Ou seja, contam, expressamente, com a exigência da presença do elemento subjetivo, qual seja: dolo. Isto é, o agente público deve pautar-se de conduta livre e consciente, a fim de alcançar o ilícito positivado na Lei de Improbidade Administrativa.
Ainda, a exigência do elemento subjetivo dolo se estendeu àqueles que não integram o quadro da Administração Pública na condição de agente público. Nesse ínterim, confira-se a redação anterior do art. 3º da LIA, seguido da nova redação trazida pela Lei nº 14.230/21: “art. 3° As disposições desta lei são aplicáveis, no que couber, àquele que, mesmo não sendo agente público, induza ou concorra para a prática do ato de improbidade ou dele se beneficie sob qualquer forma direta ou indireta.” e “art. 3º As disposições desta Lei são aplicáveis, no que couber, àquele que, mesmo não sendo agente público, induza ou concorra dolosamente para a prática do ato de improbidade”.

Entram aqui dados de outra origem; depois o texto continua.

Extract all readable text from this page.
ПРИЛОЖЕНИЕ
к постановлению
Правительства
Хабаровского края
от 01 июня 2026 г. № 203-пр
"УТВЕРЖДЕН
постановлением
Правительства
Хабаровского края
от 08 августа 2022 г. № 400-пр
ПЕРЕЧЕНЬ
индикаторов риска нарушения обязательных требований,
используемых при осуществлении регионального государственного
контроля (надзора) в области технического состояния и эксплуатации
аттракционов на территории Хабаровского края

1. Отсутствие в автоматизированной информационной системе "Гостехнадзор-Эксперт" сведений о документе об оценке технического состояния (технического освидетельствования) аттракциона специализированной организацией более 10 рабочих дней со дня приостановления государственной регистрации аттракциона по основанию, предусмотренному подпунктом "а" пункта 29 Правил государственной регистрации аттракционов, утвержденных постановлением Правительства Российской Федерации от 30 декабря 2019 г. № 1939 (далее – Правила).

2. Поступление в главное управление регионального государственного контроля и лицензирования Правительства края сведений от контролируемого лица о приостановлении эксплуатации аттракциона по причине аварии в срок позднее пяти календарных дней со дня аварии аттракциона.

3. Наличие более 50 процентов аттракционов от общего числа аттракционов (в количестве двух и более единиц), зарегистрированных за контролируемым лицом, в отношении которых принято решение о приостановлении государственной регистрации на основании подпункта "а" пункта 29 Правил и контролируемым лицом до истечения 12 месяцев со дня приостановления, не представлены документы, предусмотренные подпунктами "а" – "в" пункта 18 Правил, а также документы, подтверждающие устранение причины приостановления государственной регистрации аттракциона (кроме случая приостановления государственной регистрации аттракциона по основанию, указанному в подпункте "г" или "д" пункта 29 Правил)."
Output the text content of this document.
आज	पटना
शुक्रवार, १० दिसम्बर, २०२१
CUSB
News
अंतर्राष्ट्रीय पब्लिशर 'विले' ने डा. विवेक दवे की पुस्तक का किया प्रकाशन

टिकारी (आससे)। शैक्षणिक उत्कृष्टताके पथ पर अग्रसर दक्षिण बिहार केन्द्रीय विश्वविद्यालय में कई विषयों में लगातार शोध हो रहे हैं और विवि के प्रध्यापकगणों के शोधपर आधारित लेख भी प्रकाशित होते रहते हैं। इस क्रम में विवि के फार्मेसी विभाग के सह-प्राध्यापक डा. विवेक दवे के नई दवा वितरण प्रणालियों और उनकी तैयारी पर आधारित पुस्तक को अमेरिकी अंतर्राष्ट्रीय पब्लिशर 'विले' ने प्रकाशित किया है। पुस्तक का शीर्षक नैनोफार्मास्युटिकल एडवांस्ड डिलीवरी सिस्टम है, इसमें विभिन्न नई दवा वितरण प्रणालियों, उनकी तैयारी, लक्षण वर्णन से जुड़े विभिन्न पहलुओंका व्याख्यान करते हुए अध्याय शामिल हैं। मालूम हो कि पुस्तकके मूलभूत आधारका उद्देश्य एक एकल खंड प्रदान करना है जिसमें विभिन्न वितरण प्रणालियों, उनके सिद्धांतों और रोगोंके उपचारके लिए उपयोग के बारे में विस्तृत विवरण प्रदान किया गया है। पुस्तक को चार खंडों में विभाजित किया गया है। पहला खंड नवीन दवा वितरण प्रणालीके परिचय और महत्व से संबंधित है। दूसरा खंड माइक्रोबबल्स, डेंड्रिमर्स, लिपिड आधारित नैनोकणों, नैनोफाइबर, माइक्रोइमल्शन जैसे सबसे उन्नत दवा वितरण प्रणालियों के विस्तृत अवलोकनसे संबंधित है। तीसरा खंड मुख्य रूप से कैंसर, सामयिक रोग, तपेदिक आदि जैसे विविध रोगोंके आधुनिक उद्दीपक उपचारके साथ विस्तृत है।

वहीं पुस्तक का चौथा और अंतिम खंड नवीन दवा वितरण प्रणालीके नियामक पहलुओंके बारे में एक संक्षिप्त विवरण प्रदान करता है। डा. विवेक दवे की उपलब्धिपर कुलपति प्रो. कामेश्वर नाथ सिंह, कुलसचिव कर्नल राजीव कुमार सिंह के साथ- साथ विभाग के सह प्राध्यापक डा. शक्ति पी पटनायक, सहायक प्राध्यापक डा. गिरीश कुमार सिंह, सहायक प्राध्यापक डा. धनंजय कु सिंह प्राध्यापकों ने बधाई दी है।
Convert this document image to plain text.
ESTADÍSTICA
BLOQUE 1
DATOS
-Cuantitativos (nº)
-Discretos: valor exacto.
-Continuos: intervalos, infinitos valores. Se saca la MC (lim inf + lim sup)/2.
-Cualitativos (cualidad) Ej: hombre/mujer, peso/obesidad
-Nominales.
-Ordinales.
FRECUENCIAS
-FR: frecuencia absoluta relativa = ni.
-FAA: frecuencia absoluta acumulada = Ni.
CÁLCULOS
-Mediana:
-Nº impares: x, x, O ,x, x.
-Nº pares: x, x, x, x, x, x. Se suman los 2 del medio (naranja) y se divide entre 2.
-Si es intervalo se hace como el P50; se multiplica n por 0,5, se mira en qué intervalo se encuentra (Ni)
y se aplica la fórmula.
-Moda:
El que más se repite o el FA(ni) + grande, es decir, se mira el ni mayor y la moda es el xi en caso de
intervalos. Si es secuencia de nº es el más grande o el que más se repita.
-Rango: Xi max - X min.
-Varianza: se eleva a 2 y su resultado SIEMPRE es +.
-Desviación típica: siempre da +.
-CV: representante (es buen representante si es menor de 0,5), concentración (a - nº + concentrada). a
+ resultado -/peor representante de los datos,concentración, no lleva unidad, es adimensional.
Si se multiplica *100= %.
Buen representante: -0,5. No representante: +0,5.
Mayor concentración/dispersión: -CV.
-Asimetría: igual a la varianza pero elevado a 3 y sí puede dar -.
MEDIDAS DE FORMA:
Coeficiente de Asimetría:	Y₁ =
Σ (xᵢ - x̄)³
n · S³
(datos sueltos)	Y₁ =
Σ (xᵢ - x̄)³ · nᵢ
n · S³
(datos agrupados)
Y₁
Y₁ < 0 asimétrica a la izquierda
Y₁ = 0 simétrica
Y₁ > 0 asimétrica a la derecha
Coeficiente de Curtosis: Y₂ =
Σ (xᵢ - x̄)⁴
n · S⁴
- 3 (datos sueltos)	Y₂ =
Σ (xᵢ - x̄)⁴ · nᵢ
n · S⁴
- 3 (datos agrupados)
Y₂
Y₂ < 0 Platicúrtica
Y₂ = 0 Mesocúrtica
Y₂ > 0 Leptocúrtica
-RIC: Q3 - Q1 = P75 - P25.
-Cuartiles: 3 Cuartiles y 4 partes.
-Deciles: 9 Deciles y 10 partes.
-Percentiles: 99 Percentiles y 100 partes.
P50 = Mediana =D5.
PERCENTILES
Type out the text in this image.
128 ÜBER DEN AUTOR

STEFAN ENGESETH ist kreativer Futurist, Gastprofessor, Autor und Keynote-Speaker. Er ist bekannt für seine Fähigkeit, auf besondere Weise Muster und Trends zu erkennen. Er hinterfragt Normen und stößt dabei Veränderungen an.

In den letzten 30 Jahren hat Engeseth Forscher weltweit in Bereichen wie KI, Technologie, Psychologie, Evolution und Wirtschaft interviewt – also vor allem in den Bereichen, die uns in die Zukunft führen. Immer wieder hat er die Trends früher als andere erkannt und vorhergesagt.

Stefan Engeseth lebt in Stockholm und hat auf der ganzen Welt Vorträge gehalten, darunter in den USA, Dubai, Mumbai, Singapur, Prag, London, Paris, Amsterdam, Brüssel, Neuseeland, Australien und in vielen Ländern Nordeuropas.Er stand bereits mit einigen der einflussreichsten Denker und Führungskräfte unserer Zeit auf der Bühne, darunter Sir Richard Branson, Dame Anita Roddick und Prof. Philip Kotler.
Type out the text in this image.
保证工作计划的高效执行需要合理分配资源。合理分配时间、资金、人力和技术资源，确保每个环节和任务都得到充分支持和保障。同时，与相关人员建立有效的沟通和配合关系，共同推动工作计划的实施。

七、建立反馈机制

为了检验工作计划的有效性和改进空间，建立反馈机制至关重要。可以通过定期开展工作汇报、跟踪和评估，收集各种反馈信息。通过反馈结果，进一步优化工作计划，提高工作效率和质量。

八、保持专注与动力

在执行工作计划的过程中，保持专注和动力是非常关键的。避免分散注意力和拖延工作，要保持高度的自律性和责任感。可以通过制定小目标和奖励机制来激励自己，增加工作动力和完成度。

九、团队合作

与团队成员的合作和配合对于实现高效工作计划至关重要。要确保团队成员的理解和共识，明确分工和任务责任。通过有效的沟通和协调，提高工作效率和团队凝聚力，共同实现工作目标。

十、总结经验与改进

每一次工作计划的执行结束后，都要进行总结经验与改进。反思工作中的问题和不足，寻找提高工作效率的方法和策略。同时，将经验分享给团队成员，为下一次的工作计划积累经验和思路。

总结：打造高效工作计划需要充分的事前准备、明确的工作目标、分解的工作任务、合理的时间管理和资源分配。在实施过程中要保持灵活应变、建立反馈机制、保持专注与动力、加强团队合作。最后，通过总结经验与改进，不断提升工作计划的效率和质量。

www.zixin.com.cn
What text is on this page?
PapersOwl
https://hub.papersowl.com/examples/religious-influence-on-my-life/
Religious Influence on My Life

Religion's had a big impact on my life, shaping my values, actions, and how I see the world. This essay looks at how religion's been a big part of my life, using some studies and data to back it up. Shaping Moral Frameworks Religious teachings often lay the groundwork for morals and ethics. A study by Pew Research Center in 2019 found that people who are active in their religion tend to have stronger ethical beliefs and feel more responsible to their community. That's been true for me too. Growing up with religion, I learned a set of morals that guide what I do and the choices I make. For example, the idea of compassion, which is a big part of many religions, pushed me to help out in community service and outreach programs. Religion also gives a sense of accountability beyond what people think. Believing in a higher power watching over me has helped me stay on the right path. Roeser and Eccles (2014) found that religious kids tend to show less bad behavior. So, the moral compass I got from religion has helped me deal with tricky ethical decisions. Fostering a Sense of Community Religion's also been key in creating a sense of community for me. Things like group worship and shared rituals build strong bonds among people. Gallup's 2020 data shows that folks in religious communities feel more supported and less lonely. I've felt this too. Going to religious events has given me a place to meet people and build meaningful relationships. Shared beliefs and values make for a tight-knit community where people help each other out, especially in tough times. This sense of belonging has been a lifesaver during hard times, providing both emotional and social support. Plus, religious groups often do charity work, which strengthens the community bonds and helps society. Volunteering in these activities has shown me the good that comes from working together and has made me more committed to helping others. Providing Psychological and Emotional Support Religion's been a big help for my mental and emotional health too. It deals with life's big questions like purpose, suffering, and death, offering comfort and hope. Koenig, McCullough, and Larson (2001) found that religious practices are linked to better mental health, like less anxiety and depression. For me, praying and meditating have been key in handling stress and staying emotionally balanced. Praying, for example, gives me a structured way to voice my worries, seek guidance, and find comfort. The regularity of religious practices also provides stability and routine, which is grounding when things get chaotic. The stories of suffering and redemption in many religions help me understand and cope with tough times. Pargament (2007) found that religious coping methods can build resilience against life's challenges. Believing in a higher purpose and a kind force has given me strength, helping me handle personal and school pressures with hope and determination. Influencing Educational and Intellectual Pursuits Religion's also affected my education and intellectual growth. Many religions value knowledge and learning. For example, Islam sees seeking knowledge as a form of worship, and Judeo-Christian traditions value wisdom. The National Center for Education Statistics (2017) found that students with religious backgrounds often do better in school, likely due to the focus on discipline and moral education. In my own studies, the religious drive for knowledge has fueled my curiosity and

Firme em tais considerações, passa-se à análise minuciosa das tipificações de improbidade administrativa, mantendo-se a corrente comparativa da LIA momentos pré e pós Lei nº 14.430/21.
4.1 ENRIQUECIMENTO ILÍCITO
Consoante já exposto, o enriquecimento ilícito pode configurar ato de improbidade administrativa, desde que praticado com dolo. Os verbos utilizados como peças-chave para se compreender o enriquecimento ilícito são: receber; perceber; utilizar; adquirir; aceitar; incorporar e usar, os quais, dos incisos constantes no art. 9º da LIA, podemos organizar da forma que segue.
A teor do que dizem Emerson Garcia e Rogério Pacheco Alves:
Como derivação lógica e consequência inevitável dos atos de corrupção, tem-se o enriquecimento ilícito, sendo aquela o principal meio de implementação deste. Em geral, o enriquecimento ilícito é o resultado de qualquer ação ou omissão que possibilite ao agente público auferir uma vantagem não prevista em lei. (ALVES e GARCIA, 2017, p. 760).
Tem-se, assim, que incorre na prática de ato ímprobo deste tópico aquele que receber ou perceber vantagem econômica, em moeda corrente ou de qualquer outra forma, com o fito de ocultar ato de ofício, seja declaração ou providência; intermediar verba pública, seja para liberação ou aplicação; fazer declaração falsa sobre dados técnicos de obras e seus acessórios e bens de serviços fornecidos às entidades; tolerar exploração de jogos de azar, a circulação de narcotráficos, contrabando ou qualquer outra atividade ilícita (aqui, abra-se parênteses para afirmar que o simples aceite da promessa em receber a vantagem econômica, configura ato ímprobo); e, por fim, facilitar alienação, locação ou permuta de bem público, móvel ou imóvel, assim como o fornecimento de serviços por parte do Estado e a contratação dos mesmos [serviços] por preço inferior ou superior ao do mercado.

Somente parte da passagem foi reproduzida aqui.